Padova Calcio, Pulzetti: «In Serie B bisogna costruire con il tecnico giusto»

Oggi allenatore del Calvi Noale in Serie D, nel 2018 ha vinto la Supercoppa da capitano dei biancoscudati. «Feci un discorso al gruppo, battemmo il Lecce che dopo pochi mesi salì in A»

Stefano Volpe
Nico Pulzetti alza la Supercoppa vinta nel 2018 dal Padova
Nico Pulzetti alza la Supercoppa vinta nel 2018 dal Padova

L'ultimo (e unico) giocatore del Padova ad aver alzato la Supercoppa di Serie C è stato Nico Pulzetti, che nel 2018 festeggiò il trofeo assieme ai compagni sul prato del “Via del Mare” di Lecce. Sono passati sette anni tribolati prima che il Padova riuscisse a conquistare un'altra promozione in Serie B. Per la gioia anche del vecchio capitano. «Sì, sono contento», sorride Nico Pulzetti. «Dal 2019, quando la società decise di non riconfermarmi dopo la retrocessione, seguo sempre con affetto le vicende biancoscudate. Si sono vissute tante stagioni amare, ma questo successo è assolutamente meritato. Ha vinto la squadra migliore, che ha saputo reggere la pressione dopo un avvio stupefacente, reggere all'assalto del Vicenza e non mollare dopo il sorpasso. Una promozione che dimostra come il calcio sia cambiato».

In che senso?

«Non basta più spendere tanto e costruire squadroni per avere la certezza di vincere. Il Padova ci aveva provato nel primo triennio, ma non ci è riuscito anche per una buona dose di sfortuna. Al giorno d'oggi la via migliore per avere successo è quella di programmare, di costruire un buon collettivo e di affidarsi all'allenatore giusto. Un tecnico fa la differenza molto più di prima. Lo noto anche io stesso che sto cominciando questa carriera nei dilettanti. È stato bravo Andreoletti, che si era già fatto notare a Sesto San Giovanni. Ha dato un'impronta chiara alla squadra, ha saputo gestire le difficoltà e cambiare assetto al momento giusto».

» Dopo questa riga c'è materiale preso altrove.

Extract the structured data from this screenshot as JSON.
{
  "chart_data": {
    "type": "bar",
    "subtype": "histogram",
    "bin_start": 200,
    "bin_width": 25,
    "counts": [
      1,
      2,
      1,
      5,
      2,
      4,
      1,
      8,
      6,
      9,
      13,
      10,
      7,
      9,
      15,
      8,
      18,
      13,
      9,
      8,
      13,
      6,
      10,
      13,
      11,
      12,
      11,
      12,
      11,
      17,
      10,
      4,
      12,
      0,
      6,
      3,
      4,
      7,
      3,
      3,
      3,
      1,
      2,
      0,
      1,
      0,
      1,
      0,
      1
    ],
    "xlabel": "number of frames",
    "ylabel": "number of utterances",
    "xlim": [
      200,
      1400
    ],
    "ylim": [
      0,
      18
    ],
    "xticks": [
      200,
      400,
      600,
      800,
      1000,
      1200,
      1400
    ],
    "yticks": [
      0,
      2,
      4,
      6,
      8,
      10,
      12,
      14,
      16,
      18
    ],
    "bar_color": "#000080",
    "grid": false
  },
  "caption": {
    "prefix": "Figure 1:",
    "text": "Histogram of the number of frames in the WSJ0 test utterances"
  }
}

Eppure l'ultimo Padova vincente, il suo, aveva una filosofia diversa. Una squadra costruita con l'intento di vincere subito, grazie a tanti giocatori esperti. È un percorso meno praticabile secondo lei?

«Sì, sono passati solo sette anni da quel successo ma il calcio si è evoluto. I giocatori in grado di fare la differenza da soli sono sempre meno. Il talento è fondamentale, certo. Ma i campionati si vincono con le idee e lo spirito di gruppo».

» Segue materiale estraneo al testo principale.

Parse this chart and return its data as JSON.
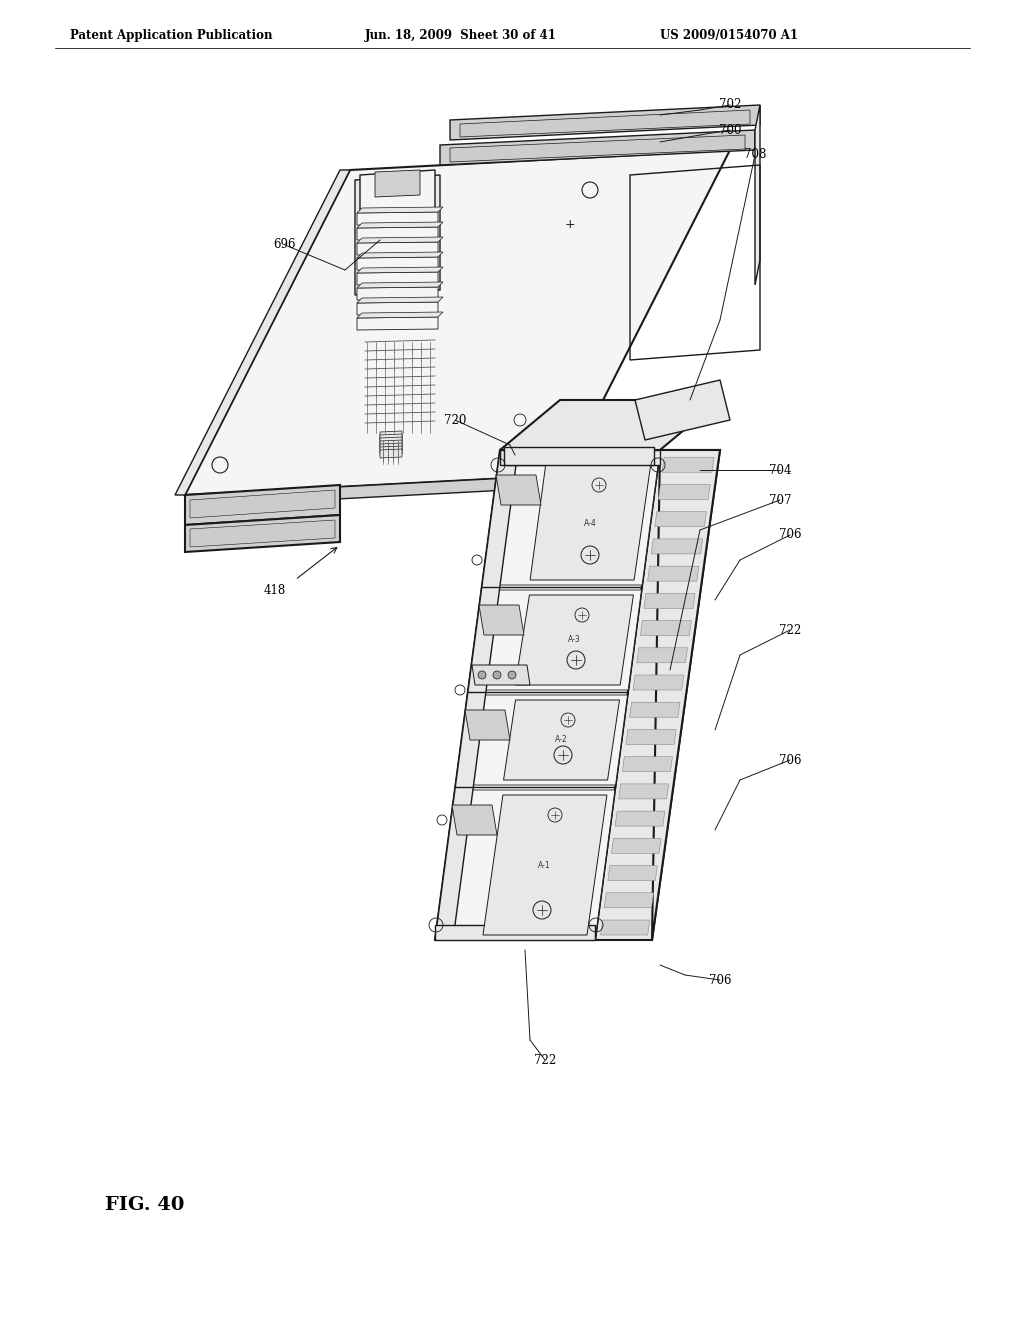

Detta così, è d'accordo anche lei sul fatto che al Padova basterebbe mantenere l'ossatura di questa squadra, con qualche ritocco mirato, per fare un buon campionato anche in Serie B?

«Questo aspetto è più complesso. Perché tra le due categorie il salto è notevole, sia dal punto di vista tecnico che ambientale. Ogni domenica si gioca su palcoscenici importanti, le trasferte sono più impegnative, il torneo è logorante. Non tutti i giocatori possono essere pronti ad affrontare questo salto. La società dovrà programmare bene ed essere chiara sull'obiettivo, che da quello che ho capito dovrebbe essere una salvezza tranquilla. In ogni caso non va smantellata l'anima del gruppo, anche se, come per tutte le neopromosse, serviranno dei rinforzi».

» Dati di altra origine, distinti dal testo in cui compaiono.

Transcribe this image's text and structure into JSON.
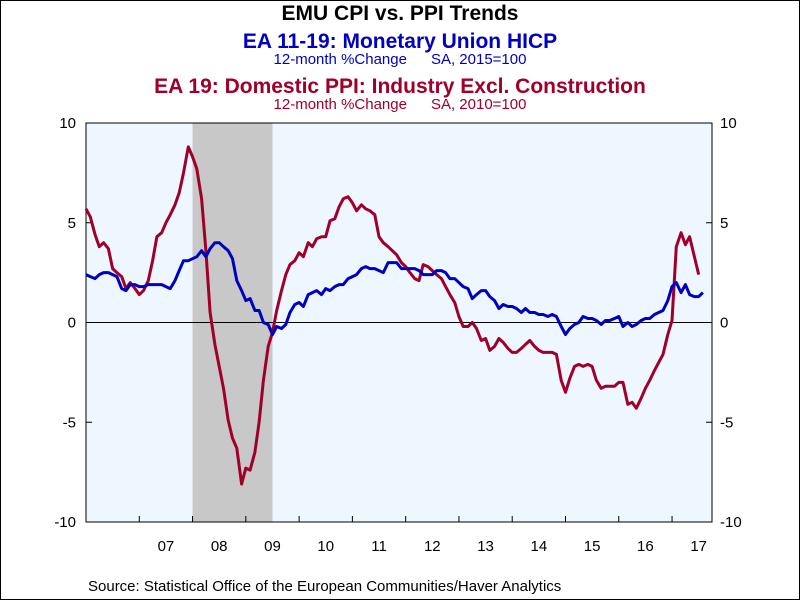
{
  "chart_data": {
    "type": "line",
    "title": "EMU CPI vs. PPI Trends",
    "series": [
      {
        "name": "EA 11-19: Monetary Union HICP",
        "units": "12-month %Change",
        "adjustment": "SA, 2015=100",
        "color": "#0000c0",
        "points": [
          [
            2006.0,
            2.4
          ],
          [
            2006.08,
            2.3
          ],
          [
            2006.17,
            2.2
          ],
          [
            2006.25,
            2.4
          ],
          [
            2006.33,
            2.5
          ],
          [
            2006.42,
            2.5
          ],
          [
            2006.5,
            2.4
          ],
          [
            2006.58,
            2.3
          ],
          [
            2006.67,
            1.7
          ],
          [
            2006.75,
            1.6
          ],
          [
            2006.83,
            1.9
          ],
          [
            2006.92,
            1.9
          ],
          [
            2007.0,
            1.8
          ],
          [
            2007.08,
            1.8
          ],
          [
            2007.17,
            1.9
          ],
          [
            2007.25,
            1.9
          ],
          [
            2007.33,
            1.9
          ],
          [
            2007.42,
            1.9
          ],
          [
            2007.5,
            1.8
          ],
          [
            2007.58,
            1.7
          ],
          [
            2007.67,
            2.1
          ],
          [
            2007.75,
            2.6
          ],
          [
            2007.83,
            3.1
          ],
          [
            2007.92,
            3.1
          ],
          [
            2008.0,
            3.2
          ],
          [
            2008.08,
            3.3
          ],
          [
            2008.17,
            3.6
          ],
          [
            2008.25,
            3.3
          ],
          [
            2008.33,
            3.7
          ],
          [
            2008.42,
            4.0
          ],
          [
            2008.5,
            4.0
          ],
          [
            2008.58,
            3.8
          ],
          [
            2008.67,
            3.6
          ],
          [
            2008.75,
            3.2
          ],
          [
            2008.83,
            2.1
          ],
          [
            2008.92,
            1.6
          ],
          [
            2009.0,
            1.1
          ],
          [
            2009.08,
            1.2
          ],
          [
            2009.17,
            0.6
          ],
          [
            2009.25,
            0.6
          ],
          [
            2009.33,
            0.0
          ],
          [
            2009.42,
            -0.1
          ],
          [
            2009.5,
            -0.6
          ],
          [
            2009.58,
            -0.2
          ],
          [
            2009.67,
            -0.3
          ],
          [
            2009.75,
            -0.1
          ],
          [
            2009.83,
            0.5
          ],
          [
            2009.92,
            0.9
          ],
          [
            2010.0,
            1.0
          ],
          [
            2010.08,
            0.8
          ],
          [
            2010.17,
            1.4
          ],
          [
            2010.25,
            1.5
          ],
          [
            2010.33,
            1.6
          ],
          [
            2010.42,
            1.4
          ],
          [
            2010.5,
            1.7
          ],
          [
            2010.58,
            1.6
          ],
          [
            2010.67,
            1.8
          ],
          [
            2010.75,
            1.9
          ],
          [
            2010.83,
            1.9
          ],
          [
            2010.92,
            2.2
          ],
          [
            2011.0,
            2.3
          ],
          [
            2011.08,
            2.4
          ],
          [
            2011.17,
            2.7
          ],
          [
            2011.25,
            2.8
          ],
          [
            2011.33,
            2.7
          ],
          [
            2011.42,
            2.7
          ],
          [
            2011.5,
            2.6
          ],
          [
            2011.58,
            2.5
          ],
          [
            2011.67,
            3.0
          ],
          [
            2011.75,
            3.0
          ],
          [
            2011.83,
            3.0
          ],
          [
            2011.92,
            2.7
          ],
          [
            2012.0,
            2.7
          ],
          [
            2012.08,
            2.7
          ],
          [
            2012.17,
            2.7
          ],
          [
            2012.25,
            2.6
          ],
          [
            2012.33,
            2.4
          ],
          [
            2012.42,
            2.4
          ],
          [
            2012.5,
            2.4
          ],
          [
            2012.58,
            2.6
          ],
          [
            2012.67,
            2.6
          ],
          [
            2012.75,
            2.5
          ],
          [
            2012.83,
            2.2
          ],
          [
            2012.92,
            2.2
          ],
          [
            2013.0,
            2.0
          ],
          [
            2013.08,
            1.8
          ],
          [
            2013.17,
            1.7
          ],
          [
            2013.25,
            1.2
          ],
          [
            2013.33,
            1.4
          ],
          [
            2013.42,
            1.6
          ],
          [
            2013.5,
            1.6
          ],
          [
            2013.58,
            1.3
          ],
          [
            2013.67,
            1.1
          ],
          [
            2013.75,
            0.7
          ],
          [
            2013.83,
            0.9
          ],
          [
            2013.92,
            0.8
          ],
          [
            2014.0,
            0.8
          ],
          [
            2014.08,
            0.7
          ],
          [
            2014.17,
            0.5
          ],
          [
            2014.25,
            0.7
          ],
          [
            2014.33,
            0.5
          ],
          [
            2014.42,
            0.5
          ],
          [
            2014.5,
            0.4
          ],
          [
            2014.58,
            0.4
          ],
          [
            2014.67,
            0.3
          ],
          [
            2014.75,
            0.4
          ],
          [
            2014.83,
            0.3
          ],
          [
            2014.92,
            -0.2
          ],
          [
            2015.0,
            -0.6
          ],
          [
            2015.08,
            -0.3
          ],
          [
            2015.17,
            -0.1
          ],
          [
            2015.25,
            0.0
          ],
          [
            2015.33,
            0.3
          ],
          [
            2015.42,
            0.2
          ],
          [
            2015.5,
            0.2
          ],
          [
            2015.58,
            0.1
          ],
          [
            2015.67,
            -0.1
          ],
          [
            2015.75,
            0.1
          ],
          [
            2015.83,
            0.1
          ],
          [
            2015.92,
            0.2
          ],
          [
            2016.0,
            0.3
          ],
          [
            2016.08,
            -0.2
          ],
          [
            2016.17,
            0.0
          ],
          [
            2016.25,
            -0.2
          ],
          [
            2016.33,
            -0.1
          ],
          [
            2016.42,
            0.1
          ],
          [
            2016.5,
            0.2
          ],
          [
            2016.58,
            0.2
          ],
          [
            2016.67,
            0.4
          ],
          [
            2016.75,
            0.5
          ],
          [
            2016.83,
            0.6
          ],
          [
            2016.92,
            1.1
          ],
          [
            2017.0,
            1.8
          ],
          [
            2017.08,
            2.0
          ],
          [
            2017.17,
            1.5
          ],
          [
            2017.25,
            1.9
          ],
          [
            2017.33,
            1.4
          ],
          [
            2017.42,
            1.3
          ],
          [
            2017.5,
            1.3
          ],
          [
            2017.58,
            1.5
          ]
        ]
      },
      {
        "name": "EA 19: Domestic PPI: Industry Excl. Construction",
        "units": "12-month %Change",
        "adjustment": "SA, 2010=100",
        "color": "#a00028",
        "points": [
          [
            2006.0,
            5.7
          ],
          [
            2006.08,
            5.3
          ],
          [
            2006.17,
            4.4
          ],
          [
            2006.25,
            3.8
          ],
          [
            2006.33,
            4.0
          ],
          [
            2006.42,
            3.7
          ],
          [
            2006.5,
            2.7
          ],
          [
            2006.58,
            2.5
          ],
          [
            2006.67,
            2.3
          ],
          [
            2006.75,
            1.7
          ],
          [
            2006.83,
            2.0
          ],
          [
            2006.92,
            1.7
          ],
          [
            2007.0,
            1.4
          ],
          [
            2007.08,
            1.6
          ],
          [
            2007.17,
            2.1
          ],
          [
            2007.25,
            3.1
          ],
          [
            2007.33,
            4.3
          ],
          [
            2007.42,
            4.5
          ],
          [
            2007.5,
            5.0
          ],
          [
            2007.58,
            5.4
          ],
          [
            2007.67,
            5.9
          ],
          [
            2007.75,
            6.5
          ],
          [
            2007.83,
            7.5
          ],
          [
            2007.92,
            8.8
          ],
          [
            2008.0,
            8.3
          ],
          [
            2008.08,
            7.7
          ],
          [
            2008.17,
            6.2
          ],
          [
            2008.25,
            3.6
          ],
          [
            2008.33,
            0.5
          ],
          [
            2008.42,
            -1.1
          ],
          [
            2008.5,
            -2.2
          ],
          [
            2008.58,
            -3.3
          ],
          [
            2008.67,
            -4.9
          ],
          [
            2008.75,
            -5.8
          ],
          [
            2008.83,
            -6.3
          ],
          [
            2008.92,
            -8.1
          ],
          [
            2009.0,
            -7.3
          ],
          [
            2009.08,
            -7.4
          ],
          [
            2009.17,
            -6.5
          ],
          [
            2009.25,
            -5.0
          ],
          [
            2009.33,
            -2.9
          ],
          [
            2009.42,
            -1.2
          ],
          [
            2009.5,
            -0.5
          ],
          [
            2009.58,
            0.6
          ],
          [
            2009.67,
            1.6
          ],
          [
            2009.75,
            2.4
          ],
          [
            2009.83,
            2.9
          ],
          [
            2009.92,
            3.1
          ],
          [
            2010.0,
            3.5
          ],
          [
            2010.08,
            3.3
          ],
          [
            2010.17,
            4.0
          ],
          [
            2010.25,
            3.8
          ],
          [
            2010.33,
            4.2
          ],
          [
            2010.42,
            4.3
          ],
          [
            2010.5,
            4.3
          ],
          [
            2010.58,
            5.1
          ],
          [
            2010.67,
            5.2
          ],
          [
            2010.75,
            5.8
          ],
          [
            2010.83,
            6.2
          ],
          [
            2010.92,
            6.3
          ],
          [
            2011.0,
            6.0
          ],
          [
            2011.08,
            5.6
          ],
          [
            2011.17,
            5.9
          ],
          [
            2011.25,
            5.7
          ],
          [
            2011.33,
            5.6
          ],
          [
            2011.42,
            5.4
          ],
          [
            2011.5,
            4.3
          ],
          [
            2011.58,
            4.0
          ],
          [
            2011.67,
            3.8
          ],
          [
            2011.75,
            3.6
          ],
          [
            2011.83,
            3.4
          ],
          [
            2011.92,
            3.0
          ],
          [
            2012.0,
            2.8
          ],
          [
            2012.08,
            2.5
          ],
          [
            2012.17,
            2.2
          ],
          [
            2012.25,
            2.1
          ],
          [
            2012.33,
            2.9
          ],
          [
            2012.42,
            2.8
          ],
          [
            2012.5,
            2.6
          ],
          [
            2012.58,
            2.4
          ],
          [
            2012.67,
            2.2
          ],
          [
            2012.75,
            1.8
          ],
          [
            2012.83,
            1.4
          ],
          [
            2012.92,
            1.0
          ],
          [
            2013.0,
            0.3
          ],
          [
            2013.08,
            -0.2
          ],
          [
            2013.17,
            -0.2
          ],
          [
            2013.25,
            0.0
          ],
          [
            2013.33,
            -0.3
          ],
          [
            2013.42,
            -0.9
          ],
          [
            2013.5,
            -0.8
          ],
          [
            2013.58,
            -1.4
          ],
          [
            2013.67,
            -1.2
          ],
          [
            2013.75,
            -0.8
          ],
          [
            2013.83,
            -1.0
          ],
          [
            2013.92,
            -1.3
          ],
          [
            2014.0,
            -1.5
          ],
          [
            2014.08,
            -1.5
          ],
          [
            2014.17,
            -1.3
          ],
          [
            2014.25,
            -1.1
          ],
          [
            2014.33,
            -0.9
          ],
          [
            2014.42,
            -1.2
          ],
          [
            2014.5,
            -1.4
          ],
          [
            2014.58,
            -1.5
          ],
          [
            2014.67,
            -1.5
          ],
          [
            2014.75,
            -1.5
          ],
          [
            2014.83,
            -1.6
          ],
          [
            2014.92,
            -2.9
          ],
          [
            2015.0,
            -3.5
          ],
          [
            2015.08,
            -2.8
          ],
          [
            2015.17,
            -2.2
          ],
          [
            2015.25,
            -2.1
          ],
          [
            2015.33,
            -2.2
          ],
          [
            2015.42,
            -2.1
          ],
          [
            2015.5,
            -2.2
          ],
          [
            2015.58,
            -2.9
          ],
          [
            2015.67,
            -3.3
          ],
          [
            2015.75,
            -3.2
          ],
          [
            2015.83,
            -3.2
          ],
          [
            2015.92,
            -3.2
          ],
          [
            2016.0,
            -3.0
          ],
          [
            2016.08,
            -3.0
          ],
          [
            2016.17,
            -4.1
          ],
          [
            2016.25,
            -4.0
          ],
          [
            2016.33,
            -4.3
          ],
          [
            2016.42,
            -3.8
          ],
          [
            2016.5,
            -3.3
          ],
          [
            2016.58,
            -2.9
          ],
          [
            2016.67,
            -2.4
          ],
          [
            2016.75,
            -2.0
          ],
          [
            2016.83,
            -1.6
          ],
          [
            2016.92,
            -0.6
          ],
          [
            2017.0,
            0.1
          ],
          [
            2017.08,
            3.8
          ],
          [
            2017.17,
            4.5
          ],
          [
            2017.25,
            3.9
          ],
          [
            2017.33,
            4.3
          ],
          [
            2017.42,
            3.3
          ],
          [
            2017.5,
            2.4
          ]
        ]
      }
    ],
    "x_axis": {
      "range": [
        2006,
        2017.75
      ],
      "tick_labels": [
        {
          "label": "07",
          "at": 2007.5
        },
        {
          "label": "08",
          "at": 2008.5
        },
        {
          "label": "09",
          "at": 2009.5
        },
        {
          "label": "10",
          "at": 2010.5
        },
        {
          "label": "11",
          "at": 2011.5
        },
        {
          "label": "12",
          "at": 2012.5
        },
        {
          "label": "13",
          "at": 2013.5
        },
        {
          "label": "14",
          "at": 2014.5
        },
        {
          "label": "15",
          "at": 2015.5
        },
        {
          "label": "16",
          "at": 2016.5
        },
        {
          "label": "17",
          "at": 2017.5
        }
      ],
      "year_boundaries": [
        2007,
        2008,
        2009,
        2010,
        2011,
        2012,
        2013,
        2014,
        2015,
        2016,
        2017
      ]
    },
    "y_axis": {
      "range": [
        -10,
        10
      ],
      "ticks": [
        -10,
        -5,
        0,
        5,
        10
      ],
      "tick_labels": [
        "-10",
        "-5",
        "0",
        "5",
        "10"
      ],
      "mirrored_right": true
    },
    "zero_line": true,
    "recession_shading": [
      [
        2008.0,
        2009.5
      ]
    ],
    "grid": false,
    "plot_background": "#eef6ff",
    "recession_color": "#c8c8c8"
  },
  "source": "Source:  Statistical Office of the European Communities/Haver Analytics"
}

Prima di affrontare questo discorso c'è da vincere la Supercoppa. Voi ci riusciste con due successi su due. Il segreto?

«Non volersi accontentare. Noi vincemmo il campionato con due turni d'anticipo, qualche ragazzo giovane sembrava volesse già staccare la spina e andare in vacanza, ma da capitano feci un discorso chiaro: “Abbiamo ancora un trofeo da alzare e ci tengo da matti a vincerlo”. Erano gli ultimi anni della mia carriera e volevo chiudere in bellezza. Battemmo sia il Livorno che il Lecce, squadra che pochi mesi dopo avrebbe conquistato la promozione in Serie A. Resta un bel ricordo, ho ancora la medaglia a casa e ogni tanto la lucido».